Sariel held up a hand to stop her. “You already know I will not tell you who he is. He asked that the shame remain his own. It’s best for both of you. For all of us.”
Ariane stiffened, even as her stomach twisted into knots the way it always did when she had a conversation like this… and there had been many. She remembered so little of her siring, and only flashes of what had come before. Those brief glimpses of horror were bad enough. There had been blood, smoke, hideous laughter… beloved voices raised in tormented screams. Then strong arms, a hushed voice. Darkness.
Most of her mortal life remained a mystery to her. Her memories began in earnest at the weeks she’d spent confined to her chambers, weeping so long and hard that the tears had turned to blood. Weeping without truly knowing why. And there was no one to give her even a piece of her mortal past. Only the ancient ones knew who her sire was, and they kept their silence on the matter.
Sometimes she wondered if they’d killed him for what he’d done.

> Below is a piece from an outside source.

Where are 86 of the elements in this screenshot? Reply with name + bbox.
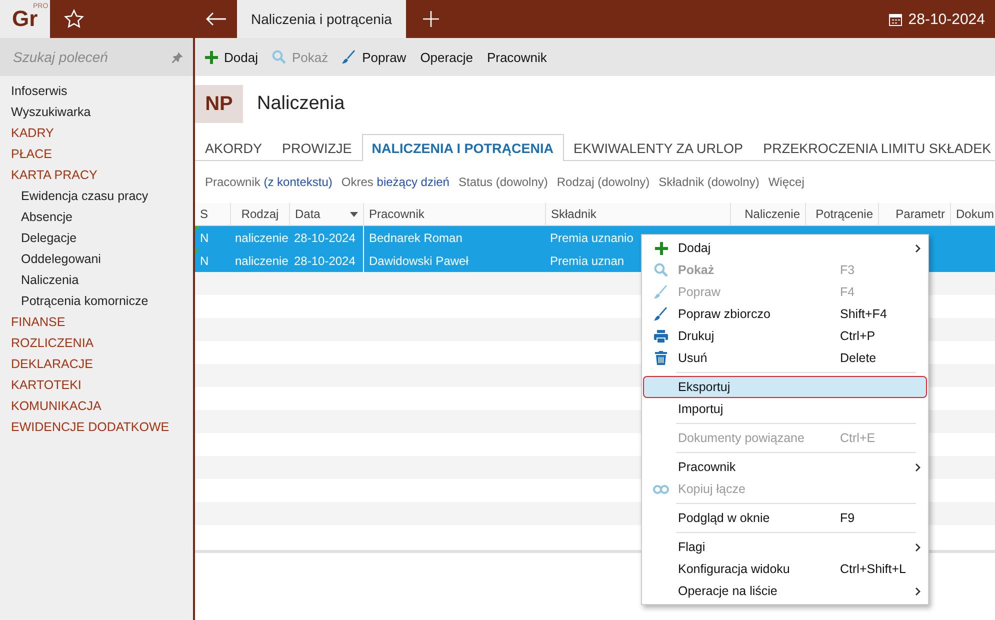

“We have all felt it, the desire to shape things to our will instead of watching events unfold,” Sariel lectured her, his tone soft and condescending in the way only an ancient one could manage. “But that is not our place. We must detach from instinct, leave our humanity behind us. Living as we do and trying to exist any other way is madness. Yet even now, Ariane, all these years later, I still see you struggle with what you were.”
“But Sam said—”
“His name is Sammael, d’akara. Show his name the respect it deserves.”

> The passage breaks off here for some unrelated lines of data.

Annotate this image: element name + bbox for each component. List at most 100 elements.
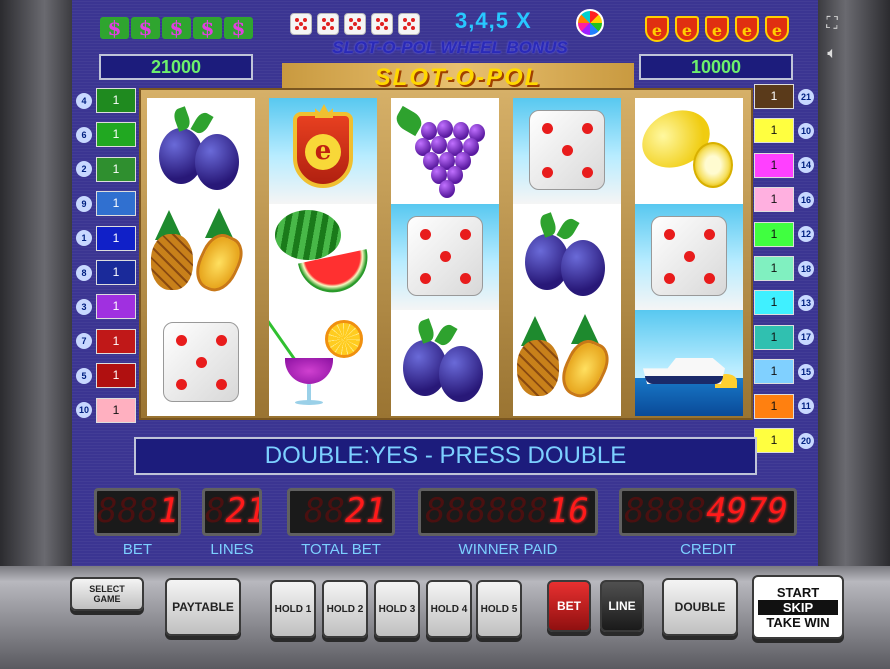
- watermelon-icon: [269, 204, 377, 310]
- left-line-9: 91: [76, 191, 138, 217]
- credit-counter: 88884979: [619, 488, 797, 536]
- dice-icon: [635, 204, 743, 310]
- reel-frame: e: [139, 88, 753, 420]
- line-bet: 1: [754, 187, 794, 213]
- cocktail-icon: [269, 310, 377, 416]
- line-number: 11: [798, 398, 814, 415]
- left-line-1: 11: [76, 225, 138, 251]
- left-line-4: 41: [76, 88, 138, 113]
- grapes-icon: [391, 98, 499, 204]
- pineapple-icon: [513, 310, 621, 416]
- double-button[interactable]: DOUBLE: [662, 578, 738, 636]
- lines-counter: 821: [202, 488, 262, 536]
- status-message: DOUBLE:YES - PRESS DOUBLE: [134, 437, 757, 475]
- hold-5-button[interactable]: HOLD 5: [476, 580, 522, 638]
- line-bet: 1: [96, 225, 136, 251]
- line-bet: 1: [96, 260, 136, 285]
- dice-icon: [398, 13, 420, 35]
- right-line-20: 1 20: [754, 428, 814, 453]
- shield-e-icon: e: [675, 16, 699, 42]
- line-bet: 1: [754, 256, 794, 281]
- right-line-10: 1 10: [754, 118, 814, 144]
- bet-button[interactable]: BET: [547, 580, 591, 632]
- line-bet: 1: [96, 122, 136, 148]
- total-bet-label: TOTAL BET: [301, 541, 381, 558]
- line-number: 8: [76, 264, 92, 281]
- left-line-6: 61: [76, 122, 138, 148]
- dice-icon: [317, 13, 339, 35]
- left-line-5: 51: [76, 363, 138, 389]
- line-bet: 1: [96, 88, 136, 113]
- reel-2: e: [269, 98, 377, 416]
- pineapple-icon: [147, 204, 255, 310]
- right-line-16: 1 16: [754, 187, 814, 213]
- line-bet: 1: [754, 290, 794, 316]
- line-bet: 1: [96, 397, 136, 423]
- right-line-18: 1 18: [754, 256, 814, 281]
- line-bet: 1: [754, 393, 794, 419]
- reel-1: [147, 98, 255, 416]
- total-bet-counter: 8821: [287, 488, 395, 536]
- right-line-17: 1 17: [754, 324, 814, 350]
- sound-icon[interactable]: 🔈︎: [822, 44, 842, 64]
- line-button[interactable]: LINE: [600, 580, 644, 632]
- line-number: 6: [76, 126, 92, 143]
- right-line-14: 1 14: [754, 152, 814, 178]
- line-bet: 1: [754, 428, 794, 453]
- line-number: 12: [798, 226, 814, 243]
- right-line-21: 1 21: [754, 84, 814, 109]
- dice-icon: [147, 310, 255, 416]
- shield-symbols: e e e e e: [645, 16, 789, 42]
- reel-5: [635, 98, 743, 416]
- left-line-2: 21: [76, 156, 138, 182]
- line-bet: 1: [754, 221, 794, 247]
- dice-icon: [371, 13, 393, 35]
- skip-label: SKIP: [758, 599, 838, 615]
- line-bet: 1: [96, 363, 136, 389]
- winner-paid-label: WINNER PAID: [458, 541, 558, 558]
- line-number: 3: [76, 298, 92, 315]
- line-number: 5: [76, 367, 92, 384]
- plum-icon: [147, 98, 255, 204]
- hold-3-button[interactable]: HOLD 3: [374, 580, 420, 638]
- dollar-icon: $: [224, 17, 253, 39]
- line-number: 10: [798, 122, 814, 139]
- start-button[interactable]: START SKIP TAKE WIN: [752, 575, 844, 639]
- reel-3: [391, 98, 499, 416]
- dice-icon: [344, 13, 366, 35]
- line-number: 2: [76, 161, 92, 178]
- line-number: 7: [76, 333, 92, 350]
- left-line-8: 81: [76, 260, 138, 285]
- hold-2-button[interactable]: HOLD 2: [322, 580, 368, 638]
- fullscreen-icon[interactable]: ⛶: [822, 14, 842, 34]
- right-line-12: 1 12: [754, 221, 814, 247]
- hold-4-button[interactable]: HOLD 4: [426, 580, 472, 638]
- credit-label: CREDIT: [680, 541, 736, 558]
- line-bet: 1: [96, 328, 136, 354]
- start-label: START: [776, 584, 820, 600]
- right-line-11: 1 11: [754, 393, 814, 419]
- line-bet: 1: [96, 191, 136, 217]
- shield-e-icon: e: [645, 16, 669, 42]
- dollar-icon: $: [100, 17, 129, 39]
- hold-1-button[interactable]: HOLD 1: [270, 580, 316, 638]
- line-bet: 1: [754, 359, 794, 385]
- winner-paid-counter: 88888816: [418, 488, 598, 536]
- line-number: 16: [798, 191, 814, 208]
- paytable-button[interactable]: PAYTABLE: [165, 578, 241, 636]
- bonus-multiplier: 3,4,5 X: [455, 8, 532, 33]
- line-bet: 1: [754, 84, 794, 109]
- right-line-15: 1 15: [754, 359, 814, 385]
- wheel-icon: [576, 9, 604, 37]
- line-number: 13: [798, 294, 814, 311]
- dice-icon: [513, 98, 621, 204]
- shield-icon: e: [269, 98, 377, 204]
- line-number: 14: [798, 157, 814, 174]
- line-bet: 1: [96, 156, 136, 182]
- line-number: 15: [798, 363, 814, 380]
- line-bet: 1: [754, 118, 794, 144]
- select-game-button[interactable]: SELECT GAME: [70, 577, 144, 611]
- line-number: 18: [798, 260, 814, 277]
- jackpot-left: 21000: [99, 54, 253, 80]
- shield-e-icon: e: [765, 16, 789, 42]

Ariane’s mouth snapped shut at the steely command. It was worthless to argue with him, and she should have known better. He demanded respect, but he called her d’akara, “little one,” as though she were a child. She was fast and strong. She could speak a multitude of languages, debate music and philosophy and art. She could fight more nimbly than most of her blood sisters and brothers. And she had learned these things for… what? To sit here and rot because she had feelings?